En réalité c’est la place que m’ont attribuée naturellement les jeunes lors des deux pré- séances d’août qui nous a orientés. Les adolescents m’ont d’emblée identifiée dans le jeu comme leur grande sœur ou « pseudo-maman » de par l’âge de mon personnage légèrement plus âgé qu’eux et de par ma place dans l’histoire. En effet, mon personnage était une elfe-

druide : en tant qu’elfe, je leur apprenais à survivre dans les bois, le druide quant à lui incarnait la sagesse et la connaissance. Ce personnage en retrait du jeu est un allié pour les adolescents.

De fait, nous est venu l’idée que je sois un personnage joueur, avec connaissance partielle du scénario pour faire avancer ou réguler l’aventure, en provoquant les joueurs ou en fédérant le groupe, toujours dans un but thérapeutique discuté au préalable avec le médiateur.

Durant les séances, je prenais des notes de l’histoire et de ce que j'observais en jeu et hors- jeu. Cette prise de notes m'a donné la place de « mémoire du groupe », à la fois dans le groupe de personnages comme druide et dans le groupe d’adolescents pour la recherche. Ils m’ont d’emblée repérée comme « maman »/« grande sœur » et me consultaient beaucoup dans le jeu lors des premières séances. Nous avons alors décidé avec le médiateur que je me retire progressivement pour qu'ils s'autonomisent, avec l’idée de rester présente pour eux s’ils avaient besoin de moi.
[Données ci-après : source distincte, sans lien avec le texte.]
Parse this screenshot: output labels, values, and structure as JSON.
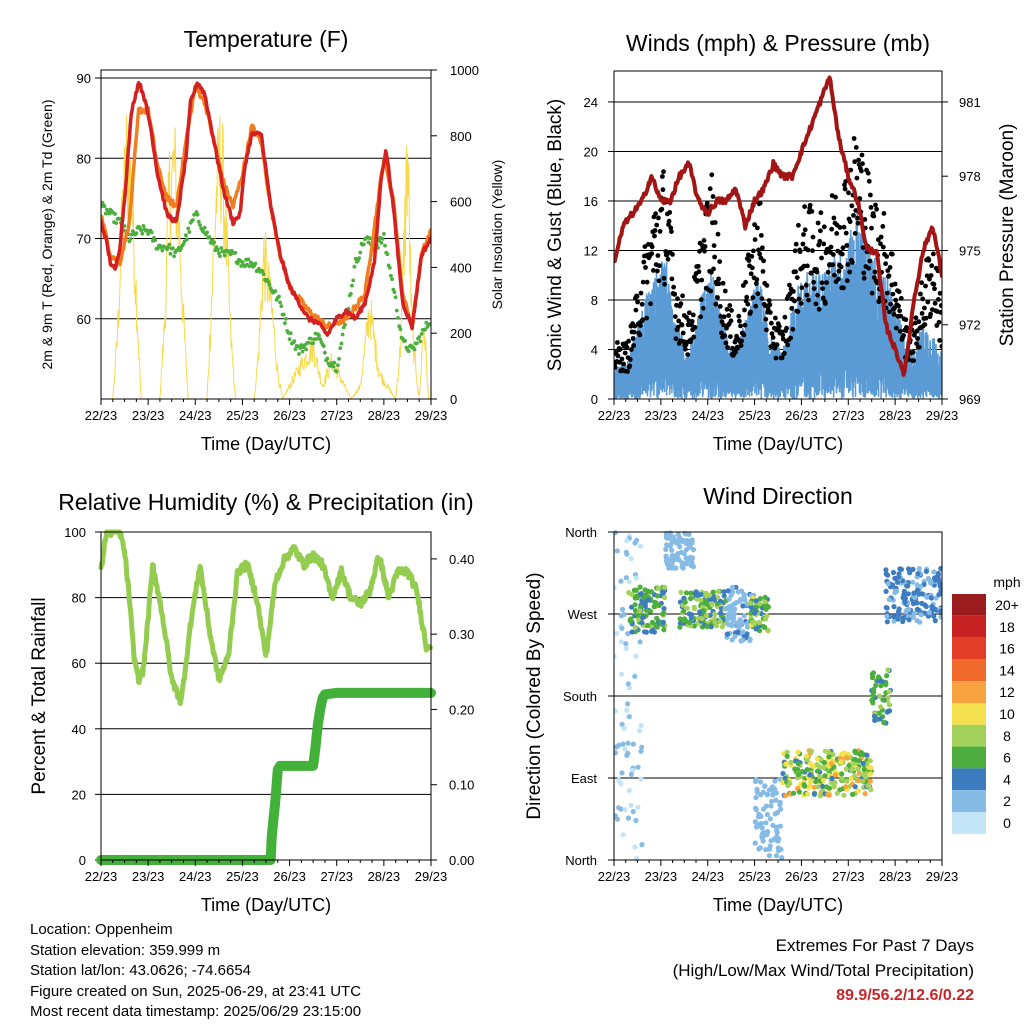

Cette option d'être un personnage joueur mais en retrait me permettaient d’observer les phénomènes groupaux de l’intérieur. Le fait que je sois joueuse nous a permis d'observer ce qu’ils rejouaient à l'égard d'une adulte femme avec fonction de soignante (car ils savaient que j'étais médecin). Nous avons donc fait le choix du lien thérapeutique plutôt que de l’observateur distant, ce qui nous semblait le plus adapté tant sur plan du relationnel avec les adolescents pour qu’ils se sentent en confiance, que sur le plan de l’observation clinique, plus au contact de leurs éprouvés.

Dans mon observation, je me suis également appuyée sur mon expérience d'animatrice de séjour de vacances avec des groupes d'adolescents, puis de formatrice BAFA (Brevet d’Aptitudes aux Fonctions d’Animateur) au sein des CEMEA (Centre d’Entraînement aux Méthodes d’Education Active). Nous nous intéressions beaucoup à l'organisation collective et groupale, au cadre sécurisant leur permettant de se sentir apaisés et écoutés, et donc d’être acteurs de leurs vacances, dans la création. Nous nous intéressions aux méthodes de pédagogie alternatives (Freinet, Montessori) et de pédagogie institutionnelle (Fernand Oury, Libres enfants de Summerhill). Notre rôle n’était pas d’occuper les jeunes mais de les accompagner dans leurs envies et projets durant les vacances. L'autonomisation et la responsabilisation des jeunes étaient la base du fonctionnement collectif. Par ces expériences, j'avais déjà été

51 sensibilisée à la fonction rassurante d'un cadre bienveillant, à la place dans le groupe donnée par l'organisation collective, à la valorisation liée à l'écoute de leurs envies et au crédit accordé par les adultes à leurs projets. D'autres notions ont de fait retenu mon attention et ont guidé mes prises de position dans l'histoire: la valorisation par la création individuelle et collective, les effets bénéfiques de la confiance des adultes au travers de l'autonomisation et la responsabilisation, et la possibilité de s'exprimer dans le groupe et dans la création.